In early online J Zool Syst Evol Res researchers from Natural History Museum and Imperial College, London, scrutinize “recent advances in DNA taxonomy…that follow the dramatic increase in data generation“. Authors Vogler and Monaghan provide a scientific update to
what has been learned so far: “a key finding from recent studies in animals is that variation in mitochondrial DNA is partitioned as tight clusters of closely related genotypes, which group specimens largely according to traditionally recognized species limits, and which are congruent with nuclear markers”,
the durability of clustering: “it can be expected that denser geographic and taxonomic sampling may result in the discovery of new clusters, and perhaps reduce their divergence from each other, but they are unlikely to erode the clustering altogether”,
the significance of incongruence between DNA-based and morphology-based methods for delimiting species: “the high degree of congruence of mtDNA groups and traditionally defined taxa appears to contradict the reported mismatch of established species boundaries…even well-studied groups may be in need of taxonomic revision before accurate tests of incongruence can be conducted”,
what the future holds: “a standard DNA taxonomic analysis will include broad sampling..followed by large-scale sequencing, and algorithmic procedures for delineating species limits.
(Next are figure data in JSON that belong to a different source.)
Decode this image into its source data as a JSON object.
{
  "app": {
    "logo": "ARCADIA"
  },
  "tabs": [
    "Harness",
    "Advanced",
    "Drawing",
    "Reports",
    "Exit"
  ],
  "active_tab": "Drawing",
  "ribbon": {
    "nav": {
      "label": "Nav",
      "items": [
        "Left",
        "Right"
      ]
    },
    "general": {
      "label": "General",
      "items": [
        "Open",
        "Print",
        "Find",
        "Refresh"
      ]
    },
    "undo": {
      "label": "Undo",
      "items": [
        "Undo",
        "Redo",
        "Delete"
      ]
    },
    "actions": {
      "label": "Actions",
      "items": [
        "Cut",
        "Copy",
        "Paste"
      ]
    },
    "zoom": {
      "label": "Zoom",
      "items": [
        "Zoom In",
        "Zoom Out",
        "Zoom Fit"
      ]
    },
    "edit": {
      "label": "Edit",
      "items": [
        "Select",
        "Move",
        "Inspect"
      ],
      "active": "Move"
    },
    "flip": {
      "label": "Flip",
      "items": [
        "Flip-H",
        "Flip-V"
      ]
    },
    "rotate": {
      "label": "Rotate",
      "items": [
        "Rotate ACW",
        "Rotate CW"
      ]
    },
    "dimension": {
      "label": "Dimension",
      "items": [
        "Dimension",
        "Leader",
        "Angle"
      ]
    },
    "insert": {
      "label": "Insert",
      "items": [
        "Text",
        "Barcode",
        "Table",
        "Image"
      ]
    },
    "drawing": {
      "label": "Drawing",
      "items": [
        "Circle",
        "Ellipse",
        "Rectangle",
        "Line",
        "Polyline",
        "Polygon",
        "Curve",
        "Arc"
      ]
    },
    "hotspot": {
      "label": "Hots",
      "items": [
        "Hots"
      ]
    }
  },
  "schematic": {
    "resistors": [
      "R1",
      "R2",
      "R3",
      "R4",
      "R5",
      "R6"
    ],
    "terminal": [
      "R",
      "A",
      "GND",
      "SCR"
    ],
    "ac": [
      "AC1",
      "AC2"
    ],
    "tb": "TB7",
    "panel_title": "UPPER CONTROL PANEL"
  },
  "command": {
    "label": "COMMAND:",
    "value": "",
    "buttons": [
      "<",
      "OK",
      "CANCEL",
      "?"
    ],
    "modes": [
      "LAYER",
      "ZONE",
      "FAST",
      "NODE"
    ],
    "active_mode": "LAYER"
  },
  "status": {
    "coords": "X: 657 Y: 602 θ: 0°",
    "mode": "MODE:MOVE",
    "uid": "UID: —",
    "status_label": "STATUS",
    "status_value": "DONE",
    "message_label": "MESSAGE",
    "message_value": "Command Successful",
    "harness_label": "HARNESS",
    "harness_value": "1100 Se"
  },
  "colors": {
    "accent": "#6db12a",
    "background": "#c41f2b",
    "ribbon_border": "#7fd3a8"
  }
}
The taxonomic system will be derived from the data rather than expert opinion“,
and what is needed to harness DNA taxonomy in general and DNA barcoding in particular to speed description of the estimated 80% of earth’s biodiversity that is at yet undescribed: “a feedback loop that [uses] discrepancies between DNA and other data to refine species descriptions..founded in existing theory of evolutionary biology and phylogenetics”
I close with a pictorial analogy. The Coulter counter uses electrical sensing to gain the same information as morphologic diagnosis of blood smears, with dramatic improvements in speed, cost, and necessary expertise. In some situations, DNA sequencing may provide similar improvements over morphologic diagnosis for species-level identification.